HONG KONG (BLOOMBERG) - Hong Kong property stocks are turning into the biggest casualties of the city's escalating street protests as investors worry about the economic impact and Beijing's response.
Swire Properties Ltd and Wharf Real Estate Investment Co slumped more than 4 per cent to lead declines on the MSCI Hong Kong Index on Monday (July 29), which retreated 1.8 per cent. Volume on the gauge already topped the daily average for the past three months. Link REIT and New World Development Co also slid before a rare briefing by China's top office for Hong Kong affairs.
Hong Kong's financial markets had been relatively resilient to the unrest, with the MSCI measure trading on Friday less than 5 per cent away from its record high. But after an eighth weekend of protests saw police again firing tear gas and rubber bullets in downtown Hong Kong, investors are turning more cautious.

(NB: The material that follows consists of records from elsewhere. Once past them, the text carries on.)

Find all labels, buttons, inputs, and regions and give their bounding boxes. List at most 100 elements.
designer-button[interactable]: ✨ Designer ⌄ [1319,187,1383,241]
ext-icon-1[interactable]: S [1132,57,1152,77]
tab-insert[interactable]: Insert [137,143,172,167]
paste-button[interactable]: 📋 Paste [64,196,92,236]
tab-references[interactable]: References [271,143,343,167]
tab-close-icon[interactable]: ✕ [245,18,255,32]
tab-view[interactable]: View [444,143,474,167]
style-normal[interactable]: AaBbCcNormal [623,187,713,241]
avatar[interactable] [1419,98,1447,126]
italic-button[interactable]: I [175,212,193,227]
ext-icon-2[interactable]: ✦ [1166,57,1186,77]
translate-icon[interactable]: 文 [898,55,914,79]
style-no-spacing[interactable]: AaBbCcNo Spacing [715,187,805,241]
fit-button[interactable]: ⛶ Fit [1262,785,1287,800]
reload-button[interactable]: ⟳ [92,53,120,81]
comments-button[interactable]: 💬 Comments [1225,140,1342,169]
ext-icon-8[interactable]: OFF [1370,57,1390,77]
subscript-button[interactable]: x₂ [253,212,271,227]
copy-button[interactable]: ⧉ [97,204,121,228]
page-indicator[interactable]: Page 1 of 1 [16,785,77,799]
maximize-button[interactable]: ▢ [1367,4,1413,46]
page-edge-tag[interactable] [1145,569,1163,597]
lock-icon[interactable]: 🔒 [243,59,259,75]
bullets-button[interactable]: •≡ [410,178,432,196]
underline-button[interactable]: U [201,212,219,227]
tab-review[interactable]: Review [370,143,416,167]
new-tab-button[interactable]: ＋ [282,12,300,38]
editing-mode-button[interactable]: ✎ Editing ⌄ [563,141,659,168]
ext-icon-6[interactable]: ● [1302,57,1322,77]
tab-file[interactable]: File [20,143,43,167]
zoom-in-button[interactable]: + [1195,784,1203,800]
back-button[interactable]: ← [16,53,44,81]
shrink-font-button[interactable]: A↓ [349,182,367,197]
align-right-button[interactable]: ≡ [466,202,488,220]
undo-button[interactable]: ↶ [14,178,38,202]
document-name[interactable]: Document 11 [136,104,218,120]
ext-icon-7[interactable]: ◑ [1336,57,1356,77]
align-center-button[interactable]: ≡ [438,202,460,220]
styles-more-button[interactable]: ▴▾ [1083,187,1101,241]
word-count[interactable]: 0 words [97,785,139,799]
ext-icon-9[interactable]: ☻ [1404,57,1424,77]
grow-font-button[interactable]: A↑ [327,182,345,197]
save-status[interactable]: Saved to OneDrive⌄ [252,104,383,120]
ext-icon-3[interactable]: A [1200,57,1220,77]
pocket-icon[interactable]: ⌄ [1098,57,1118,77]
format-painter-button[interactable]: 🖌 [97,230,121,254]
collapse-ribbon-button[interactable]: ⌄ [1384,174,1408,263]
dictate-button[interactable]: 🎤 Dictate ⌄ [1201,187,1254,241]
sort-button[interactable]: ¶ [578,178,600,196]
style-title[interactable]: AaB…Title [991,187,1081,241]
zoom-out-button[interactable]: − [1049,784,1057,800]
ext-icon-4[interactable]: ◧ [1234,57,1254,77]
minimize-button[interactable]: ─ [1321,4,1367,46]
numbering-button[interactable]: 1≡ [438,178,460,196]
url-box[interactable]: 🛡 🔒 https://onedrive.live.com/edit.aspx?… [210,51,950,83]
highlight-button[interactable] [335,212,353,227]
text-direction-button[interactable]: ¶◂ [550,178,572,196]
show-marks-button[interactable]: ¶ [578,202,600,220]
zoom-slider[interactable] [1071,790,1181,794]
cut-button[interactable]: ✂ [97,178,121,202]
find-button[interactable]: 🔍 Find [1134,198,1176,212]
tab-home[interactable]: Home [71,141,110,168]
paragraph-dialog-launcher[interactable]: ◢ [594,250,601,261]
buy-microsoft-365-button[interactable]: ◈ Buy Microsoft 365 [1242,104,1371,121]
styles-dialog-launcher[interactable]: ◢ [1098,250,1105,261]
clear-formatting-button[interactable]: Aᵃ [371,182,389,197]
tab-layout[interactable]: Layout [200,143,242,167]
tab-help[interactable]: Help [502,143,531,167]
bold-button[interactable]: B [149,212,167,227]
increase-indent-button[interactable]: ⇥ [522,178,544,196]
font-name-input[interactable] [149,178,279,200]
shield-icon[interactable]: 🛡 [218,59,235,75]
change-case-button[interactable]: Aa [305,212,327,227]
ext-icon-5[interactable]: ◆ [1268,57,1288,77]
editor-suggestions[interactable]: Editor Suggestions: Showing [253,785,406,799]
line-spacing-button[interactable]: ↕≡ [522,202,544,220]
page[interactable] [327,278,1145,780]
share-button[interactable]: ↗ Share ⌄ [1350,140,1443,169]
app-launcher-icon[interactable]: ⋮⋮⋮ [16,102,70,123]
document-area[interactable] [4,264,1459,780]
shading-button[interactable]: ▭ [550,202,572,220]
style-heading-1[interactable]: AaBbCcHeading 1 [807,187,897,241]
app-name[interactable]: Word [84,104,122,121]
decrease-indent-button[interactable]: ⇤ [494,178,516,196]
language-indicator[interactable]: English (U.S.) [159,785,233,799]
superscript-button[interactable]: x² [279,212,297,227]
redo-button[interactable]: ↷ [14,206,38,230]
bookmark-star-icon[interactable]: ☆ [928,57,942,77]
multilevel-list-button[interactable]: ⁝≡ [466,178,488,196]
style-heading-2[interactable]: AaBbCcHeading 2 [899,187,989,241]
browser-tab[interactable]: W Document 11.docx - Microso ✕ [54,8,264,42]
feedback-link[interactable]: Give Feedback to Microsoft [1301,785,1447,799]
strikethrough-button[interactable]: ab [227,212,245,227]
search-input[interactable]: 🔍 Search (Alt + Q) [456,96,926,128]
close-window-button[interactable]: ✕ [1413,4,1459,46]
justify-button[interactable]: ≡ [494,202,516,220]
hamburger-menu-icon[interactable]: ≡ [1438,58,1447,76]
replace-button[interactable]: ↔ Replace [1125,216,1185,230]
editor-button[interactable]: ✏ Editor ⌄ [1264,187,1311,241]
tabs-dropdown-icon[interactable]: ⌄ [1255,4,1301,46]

"Compared with the past political events, this round is the worst in Hong Kong so far," said Shaun Tan, UOB Kay Hian analyst in Hong Kong. "It's still very difficult to forecast the long-term impact. There will be lots of pressure on the retail sales given the recent political events. Sales of large residential units can also be coming down due to that."
The social unrest is affecting Hong Kong's economy, Financial Secretary Paul Chan said on his blog. Some global luxury retailers said in recent weeks the unrest weighed on sales due to store closures and fewer tourists.
The Hang Seng Properties Index tumbled 2.4 per cent, poised for its worst loss since June 12. The measure is down 11 per cent from this year's high. Swire headed for its worst decline this year, while New World slid to its lowest level since January.
With Hong Kong's leader Carrie Lam keeping a low profile, investors are looking to see what the Communist Party will do to maintain public order.
The Hong Kong and Macau Affairs Office, which reports to China's cabinet, scheduled a news conference at 3pm on Monday in Beijing, which the South China Morning Post newspaper said was a first since the end of British colonial rule in 1997.
"The events over the weekend show that the government seems to be unable to control the situation," said Jackson Wong, asset management director at Amber Hill Capital Ltd. If China says it is "coming to help, it would be a big negative to the market due to the speculation about the People's Liberation Army."